Producer Jerry Bruckheimer, meanwhile, had been in contact with director Joe Kosinski (Tron: Legacy, Oblivion). The pair flew to Paris while Tom Cruise was filming there, and Kosinski made his bid. “In a very smart kind of producing move, Jerry didn’t really say that Tom did not want to make the movie,” he tells me. “He’s resisted doing a sequel for years, but he let me have half an hour out of his day to make my pitch. And at the end of it he picked up the phone, called Paramount Pictures and said, ‘We’re making this movie’. It was a surreal meeting. It’s like the Superbowl. On the films I’ve made, there’s always a moment where you have to make the case to the star. This was one of those.”

Top Gun

There’s an emotional arc to the new film that Kosinski reckons got Cruise over the line, a depth to the character that gives it a surprisingly tender tone. But there’s also a whole new group of hotshots, in thrall to Cruise’s (clean-shaven) high-altitude Gandalf and plunged into a crazy high-stakes mission, and most of all there’s the ACTION. Cruise likes flying planes almost as much as he does hanging off the side of them, and the aerial combat sequences are astoundingly realistic.

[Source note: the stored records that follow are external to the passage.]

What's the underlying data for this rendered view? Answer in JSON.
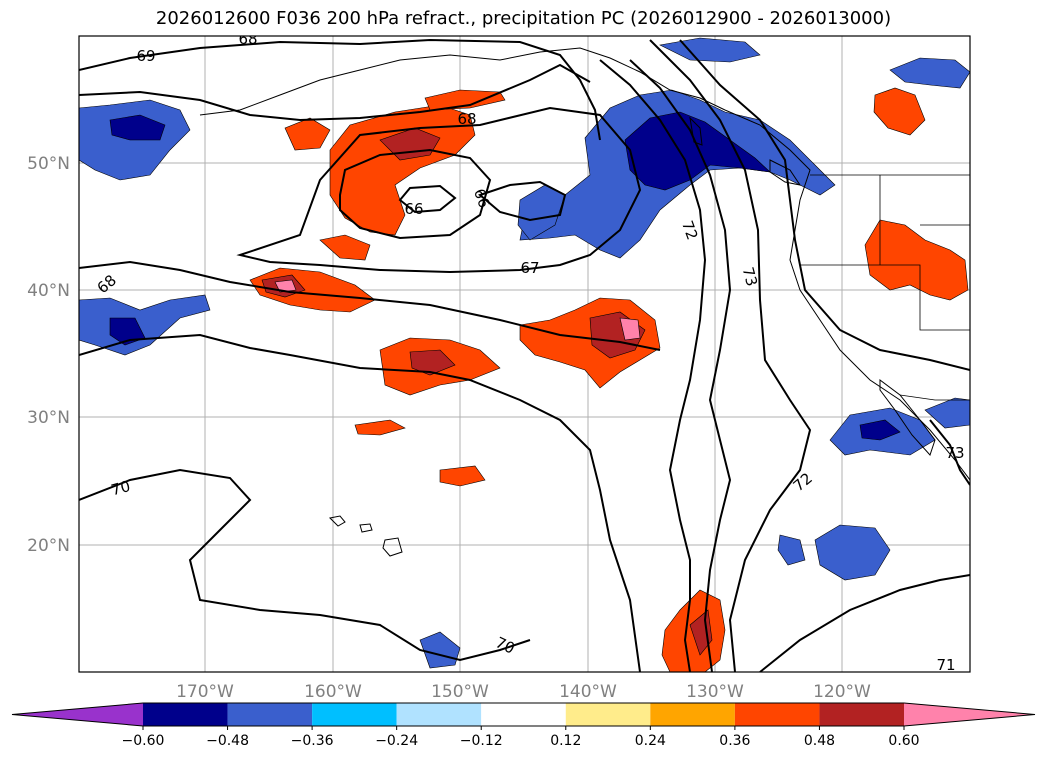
{
  "title": "2026012600 F036 200 hPa refract., precipitation PC (2026012900 - 2026013000)",
  "map": {
    "lat_labels": [
      "50°N",
      "40°N",
      "30°N",
      "20°N"
    ],
    "lon_labels": [
      "170°W",
      "160°W",
      "150°W",
      "140°W",
      "130°W",
      "120°W"
    ],
    "contour_labels": [
      "69",
      "68",
      "68",
      "66",
      "66",
      "67",
      "68",
      "70",
      "72",
      "73",
      "70",
      "71",
      "73",
      "72"
    ],
    "colors": {
      "coastline": "#000000",
      "grid": "#b0b0b0",
      "contour": "#000000"
    }
  },
  "colorbar": {
    "bins": [
      {
        "color": "#9932cc"
      },
      {
        "color": "#00008b"
      },
      {
        "color": "#3a5fcd"
      },
      {
        "color": "#00bfff"
      },
      {
        "color": "#b0e2ff"
      },
      {
        "color": "#ffffff"
      },
      {
        "color": "#ffec8b"
      },
      {
        "color": "#ffa500"
      },
      {
        "color": "#ff4500"
      },
      {
        "color": "#b22222"
      },
      {
        "color": "#ff82ab"
      }
    ],
    "ticks": [
      "−0.60",
      "−0.48",
      "−0.36",
      "−0.24",
      "−0.12",
      "0.12",
      "0.24",
      "0.36",
      "0.48",
      "0.60"
    ]
  }
}
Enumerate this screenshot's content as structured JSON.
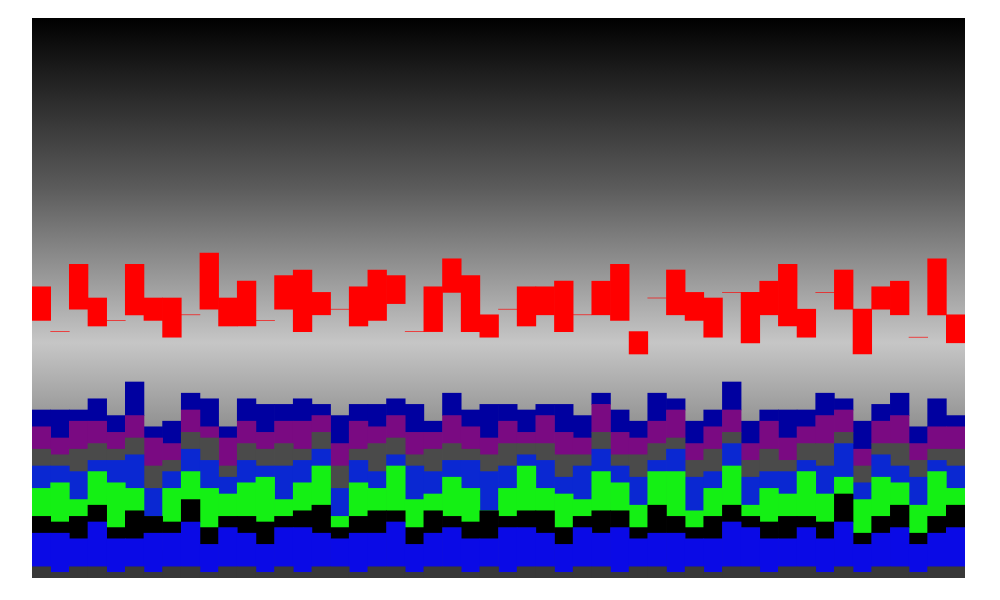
{
  "chart_data": {
    "type": "bar",
    "stacked": true,
    "tick_labels": false,
    "grid": false,
    "ylim": [
      0,
      100
    ],
    "categories": [
      null,
      null,
      null,
      null,
      null,
      null,
      null,
      null,
      null,
      null,
      null,
      null,
      null,
      null,
      null,
      null,
      null,
      null,
      null,
      null,
      null,
      null,
      null,
      null,
      null,
      null,
      null,
      null,
      null,
      null,
      null,
      null,
      null,
      null,
      null,
      null,
      null,
      null,
      null,
      null,
      null,
      null,
      null,
      null,
      null,
      null,
      null,
      null,
      null,
      null
    ],
    "series": [
      {
        "color": "#383838",
        "values": [
          2,
          1,
          2,
          2,
          1,
          2,
          1,
          2,
          2,
          1,
          2,
          2,
          1,
          2,
          1,
          2,
          2,
          1,
          2,
          2,
          1,
          2,
          2,
          1,
          2,
          1,
          2,
          2,
          1,
          2,
          2,
          1,
          2,
          2,
          1,
          2,
          1,
          2,
          2,
          1,
          2,
          2,
          1,
          2,
          1,
          2,
          2,
          1,
          2,
          2
        ]
      },
      {
        "color": "#0a0ae6",
        "values": [
          6,
          7,
          5,
          8,
          6,
          5,
          7,
          6,
          8,
          5,
          7,
          6,
          5,
          7,
          8,
          6,
          5,
          7,
          6,
          8,
          5,
          6,
          7,
          6,
          5,
          8,
          7,
          6,
          5,
          7,
          6,
          8,
          5,
          6,
          7,
          5,
          6,
          8,
          7,
          6,
          5,
          7,
          6,
          8,
          5,
          6,
          7,
          5,
          6,
          7
        ]
      },
      {
        "color": "#000000",
        "values": [
          3,
          2,
          4,
          3,
          2,
          5,
          3,
          2,
          4,
          3,
          2,
          3,
          4,
          2,
          3,
          5,
          2,
          3,
          4,
          2,
          3,
          4,
          2,
          3,
          5,
          2,
          3,
          4,
          3,
          2,
          4,
          3,
          2,
          5,
          3,
          2,
          4,
          3,
          2,
          3,
          4,
          2,
          3,
          5,
          2,
          3,
          4,
          2,
          3,
          4
        ]
      },
      {
        "color": "#14f014",
        "values": [
          5,
          7,
          3,
          6,
          8,
          4,
          0,
          6,
          5,
          7,
          4,
          6,
          8,
          3,
          5,
          7,
          2,
          6,
          4,
          8,
          5,
          3,
          7,
          6,
          0,
          5,
          8,
          4,
          6,
          3,
          7,
          5,
          4,
          6,
          8,
          3,
          5,
          7,
          2,
          6,
          4,
          8,
          5,
          3,
          6,
          7,
          4,
          5,
          8,
          3
        ]
      },
      {
        "color": "#0a28d2",
        "values": [
          4,
          3,
          5,
          2,
          4,
          6,
          5,
          3,
          4,
          5,
          3,
          4,
          2,
          6,
          4,
          3,
          5,
          4,
          3,
          2,
          6,
          4,
          3,
          5,
          7,
          4,
          2,
          5,
          3,
          6,
          4,
          3,
          5,
          2,
          4,
          6,
          3,
          4,
          5,
          3,
          4,
          2,
          5,
          6,
          3,
          4,
          3,
          5,
          2,
          4
        ]
      },
      {
        "color": "#4a4a4a",
        "values": [
          3,
          2,
          4,
          3,
          2,
          3,
          4,
          2,
          3,
          4,
          2,
          3,
          3,
          4,
          2,
          3,
          4,
          2,
          5,
          3,
          2,
          4,
          3,
          2,
          3,
          4,
          2,
          3,
          4,
          2,
          3,
          2,
          4,
          3,
          2,
          3,
          4,
          2,
          3,
          4,
          2,
          3,
          4,
          2,
          3,
          2,
          4,
          3,
          2,
          3
        ]
      },
      {
        "color": "#7a0a82",
        "values": [
          4,
          3,
          5,
          4,
          3,
          4,
          5,
          3,
          4,
          2,
          5,
          4,
          3,
          4,
          5,
          3,
          4,
          5,
          3,
          4,
          4,
          3,
          5,
          4,
          3,
          4,
          2,
          5,
          4,
          3,
          5,
          4,
          3,
          4,
          5,
          3,
          4,
          4,
          3,
          5,
          4,
          3,
          5,
          4,
          3,
          4,
          5,
          3,
          4,
          4
        ]
      },
      {
        "color": "#0000a0",
        "values": [
          3,
          5,
          2,
          4,
          3,
          6,
          2,
          4,
          3,
          5,
          2,
          4,
          5,
          3,
          4,
          2,
          5,
          3,
          4,
          3,
          5,
          2,
          4,
          3,
          6,
          3,
          4,
          2,
          5,
          4,
          2,
          4,
          3,
          5,
          2,
          4,
          3,
          5,
          4,
          2,
          5,
          3,
          4,
          2,
          5,
          3,
          4,
          3,
          5,
          2
        ]
      },
      {
        "values": [
          16,
          14,
          18,
          13,
          17,
          12,
          19,
          15,
          14,
          16,
          18,
          13,
          15,
          17,
          12,
          16,
          19,
          14,
          15,
          17,
          13,
          16,
          18,
          14,
          12,
          17,
          15,
          16,
          13,
          18,
          14,
          16,
          12,
          17,
          15,
          18,
          13,
          16,
          14,
          17,
          15,
          13,
          18,
          16,
          12,
          17,
          14,
          16,
          15,
          13
        ]
      },
      {
        "color": "#ff0000",
        "values": [
          6,
          0,
          8,
          5,
          0,
          9,
          4,
          7,
          0,
          10,
          5,
          8,
          0,
          6,
          11,
          4,
          0,
          7,
          9,
          5,
          0,
          8,
          6,
          10,
          4,
          0,
          7,
          5,
          9,
          0,
          6,
          10,
          4,
          0,
          8,
          5,
          7,
          0,
          9,
          6,
          11,
          5,
          0,
          7,
          8,
          4,
          6,
          0,
          10,
          5
        ]
      }
    ]
  }
}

“Maverick is still Maverick! He’s still the same guy,” Bruckheimer says. “He’s older and wiser – a bit wiser – but he still bucks the system. He’s brought back to train a bunch of pilots, but the movie is really about the love of aviation, the love of flying. That is a character as much as Maverick is. And that’s what this is about, getting Maverick back up in the air – getting Maverick back to doing what he does best. To do so he has to go back to Top Gun, to where he was all those years ago.”

And how. There’s no CGI going on here. Says Kosinski, “I showed Tom some YouTube videos of navy pilots with GoPros in the cockpits of their jets. I said, ‘If we can’t beat this then there’s no point making this movie'. There was also the challenge of what Maverick is doing 35 years later. I was kind of obsessed with the notion of him being a test pilot in the darker areas of naval research, like Chuck Yeager...”

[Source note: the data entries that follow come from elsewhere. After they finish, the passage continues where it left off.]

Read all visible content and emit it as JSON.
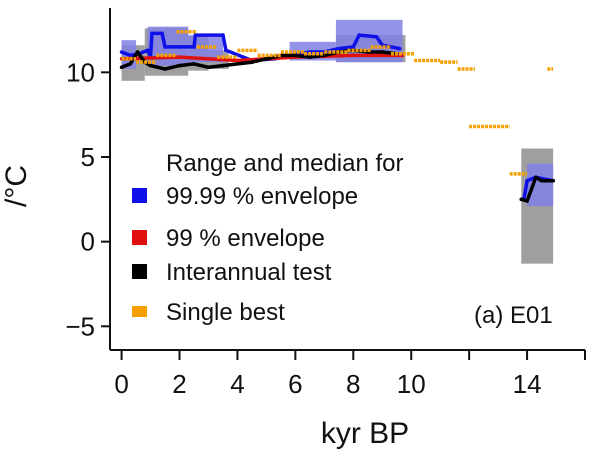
{
  "chart_data": {
    "type": "line",
    "title": "",
    "xlabel": "kyr BP",
    "ylabel": "/°C",
    "xlim": [
      -0.4,
      16.0
    ],
    "ylim": [
      -6.4,
      13.8
    ],
    "xticks": [
      0,
      2,
      4,
      6,
      8,
      10,
      14
    ],
    "xtick_labels": [
      "0",
      "2",
      "4",
      "6",
      "8",
      "10",
      "14"
    ],
    "extra_x_ticks": [
      12,
      16
    ],
    "yticks": [
      -5,
      0,
      5,
      10
    ],
    "ytick_labels": [
      "−5",
      "0",
      "5",
      "10"
    ],
    "panel_label": "(a) E01",
    "legend": {
      "title": "Range and median for",
      "placement": "lower-left",
      "entries": [
        {
          "label": "99.99 % envelope",
          "color": "#1010e8"
        },
        {
          "label": "99 % envelope",
          "color": "#e01010"
        },
        {
          "label": "Interannual test",
          "color": "#000000"
        },
        {
          "label": "Single best",
          "color": "#f5a000"
        }
      ]
    },
    "range_bands": [
      {
        "series": "Interannual test",
        "color": "#9a9a9a",
        "x0": 0.0,
        "x1": 0.8,
        "lo": 9.5,
        "hi": 11.6
      },
      {
        "series": "Interannual test",
        "color": "#9a9a9a",
        "x0": 0.8,
        "x1": 2.3,
        "lo": 9.8,
        "hi": 12.6
      },
      {
        "series": "Interannual test",
        "color": "#9a9a9a",
        "x0": 2.3,
        "x1": 3.0,
        "lo": 10.1,
        "hi": 12.1
      },
      {
        "series": "Interannual test",
        "color": "#9a9a9a",
        "x0": 3.0,
        "x1": 3.7,
        "lo": 10.2,
        "hi": 11.3
      },
      {
        "series": "Interannual test",
        "color": "#9a9a9a",
        "x0": 7.4,
        "x1": 9.8,
        "lo": 10.6,
        "hi": 12.2
      },
      {
        "series": "Interannual test",
        "color": "#9a9a9a",
        "x0": 13.8,
        "x1": 14.9,
        "lo": -1.3,
        "hi": 5.5
      },
      {
        "series": "99.99 % envelope",
        "color": "#8080e6",
        "x0": 0.0,
        "x1": 0.5,
        "lo": 10.2,
        "hi": 11.9
      },
      {
        "series": "99.99 % envelope",
        "color": "#8080e6",
        "x0": 0.9,
        "x1": 2.3,
        "lo": 10.4,
        "hi": 12.7
      },
      {
        "series": "99.99 % envelope",
        "color": "#8080e6",
        "x0": 2.3,
        "x1": 3.5,
        "lo": 10.6,
        "hi": 12.2
      },
      {
        "series": "99.99 % envelope",
        "color": "#8080e6",
        "x0": 5.8,
        "x1": 7.4,
        "lo": 10.7,
        "hi": 11.8
      },
      {
        "series": "99.99 % envelope",
        "color": "#8080e6",
        "x0": 7.4,
        "x1": 9.7,
        "lo": 10.6,
        "hi": 13.1
      },
      {
        "series": "99.99 % envelope",
        "color": "#8080e6",
        "x0": 14.0,
        "x1": 14.9,
        "lo": 2.1,
        "hi": 4.6
      }
    ],
    "series": [
      {
        "name": "99.99 % envelope",
        "color": "#1010e8",
        "points": [
          [
            0.0,
            11.2
          ],
          [
            0.3,
            11.0
          ],
          [
            0.6,
            11.1
          ],
          [
            0.9,
            11.3
          ],
          [
            1.0,
            10.9
          ],
          [
            1.05,
            12.3
          ],
          [
            1.4,
            12.3
          ],
          [
            1.5,
            11.5
          ],
          [
            2.0,
            11.5
          ],
          [
            2.5,
            11.5
          ],
          [
            2.55,
            12.2
          ],
          [
            3.5,
            12.2
          ],
          [
            3.6,
            11.3
          ],
          [
            4.5,
            10.7
          ],
          [
            5.3,
            10.8
          ],
          [
            5.9,
            11.0
          ],
          [
            6.5,
            11.2
          ],
          [
            7.0,
            11.2
          ],
          [
            7.5,
            11.4
          ],
          [
            8.0,
            11.5
          ],
          [
            8.2,
            12.2
          ],
          [
            8.8,
            12.1
          ],
          [
            9.0,
            11.6
          ],
          [
            9.6,
            11.4
          ],
          [
            13.9,
            2.6
          ],
          [
            14.0,
            3.6
          ],
          [
            14.3,
            3.8
          ],
          [
            14.9,
            3.6
          ]
        ]
      },
      {
        "name": "99 % envelope",
        "color": "#e01010",
        "points": [
          [
            0.0,
            10.8
          ],
          [
            2.0,
            10.9
          ],
          [
            4.0,
            10.7
          ],
          [
            6.0,
            10.9
          ],
          [
            8.0,
            11.0
          ],
          [
            9.7,
            11.0
          ]
        ]
      },
      {
        "name": "Interannual test",
        "color": "#000000",
        "points": [
          [
            0.0,
            10.3
          ],
          [
            0.3,
            10.5
          ],
          [
            0.55,
            11.2
          ],
          [
            0.8,
            10.6
          ],
          [
            1.0,
            10.4
          ],
          [
            1.5,
            10.2
          ],
          [
            2.0,
            10.4
          ],
          [
            2.5,
            10.5
          ],
          [
            3.0,
            10.3
          ],
          [
            3.5,
            10.4
          ],
          [
            4.0,
            10.5
          ],
          [
            4.5,
            10.6
          ],
          [
            5.0,
            10.8
          ],
          [
            5.5,
            11.0
          ],
          [
            6.0,
            11.0
          ],
          [
            6.5,
            10.9
          ],
          [
            7.0,
            11.0
          ],
          [
            7.5,
            11.2
          ],
          [
            8.0,
            11.3
          ],
          [
            8.5,
            11.2
          ],
          [
            9.0,
            11.2
          ],
          [
            9.5,
            11.1
          ],
          [
            13.8,
            2.5
          ],
          [
            14.0,
            2.4
          ],
          [
            14.3,
            3.8
          ],
          [
            14.5,
            3.6
          ],
          [
            14.9,
            3.6
          ]
        ]
      },
      {
        "name": "Single best",
        "color": "#f5a000",
        "segments": [
          [
            0.0,
            0.5,
            10.8
          ],
          [
            0.5,
            1.2,
            10.6
          ],
          [
            1.2,
            1.9,
            11.0
          ],
          [
            1.9,
            2.6,
            12.4
          ],
          [
            2.6,
            3.3,
            11.5
          ],
          [
            3.3,
            4.0,
            10.9
          ],
          [
            4.0,
            4.7,
            11.3
          ],
          [
            4.7,
            5.5,
            11.0
          ],
          [
            5.5,
            6.3,
            11.2
          ],
          [
            6.3,
            7.0,
            11.1
          ],
          [
            7.0,
            7.8,
            11.2
          ],
          [
            7.8,
            8.6,
            11.3
          ],
          [
            8.6,
            9.3,
            11.5
          ],
          [
            9.3,
            10.1,
            11.1
          ],
          [
            10.1,
            11.0,
            10.7
          ],
          [
            11.0,
            11.6,
            10.6
          ],
          [
            11.6,
            12.2,
            10.2
          ],
          [
            12.0,
            13.4,
            6.8
          ],
          [
            13.4,
            14.0,
            4.0
          ],
          [
            14.7,
            14.9,
            10.2
          ]
        ]
      }
    ]
  }
}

Kosinski got to work, a gargantuan task lying ahead. As well as directing a team of young actors and some older hands – Ed Harris and Jon Hamm are both brilliantly irascible in it, and, yes, Val Kilmer reprises the role of Iceman – he had to figure out how to capture F/A-18 Super Hornets in excelsis. He and his team managed to fit six IMAX quality cameras into each cockpit.

Cruise also personally devised a three-month training regime for the actors. In the original film, he was the only one who could live with the intense g-forces, which meant that most of the scenes were shot on a giant gimbal rig. This time everyone did it for real, and trained until they could cope as their real life navy pilots put them through the wringer. That also meant getting to grips with the camera equipment and learning about the light, as well as remembering their dialogue. “We rehearsed it over and over until it became muscle memory,” Kosinski says. “Things would go wrong, maybe they’d forget to pull their visor down. We’d review the footage immediately, then in the afternoon go up and do it again. We shot more than 800 hours of footage. It was painstaking but it was the only way to get what we got. I think Tom did three flights one day...”

Top Gun

Greg ‘Tarzan’ Davis, who plays Coyote, remembers the drill well. “We weren’t acting, we were living it,” he tells me. “I’m not saying we’re going to be navy pilots but we experienced what they experience. We learned to look at the horizon when you’re pulling gs, how to breathe properly. We learned not to look out to the side, because we needed to keep facing the camera. Tom kept saying, ‘We need to see your face, this is the money maker...’

“And yes it got competitive. I’m not going to puke, I’m going to pull the most gs, you did an hour in the air so I’m going to do an hour and 15... I want to give a big shout out to Monica Barbaro (who plays Phoenix), she really held it down!”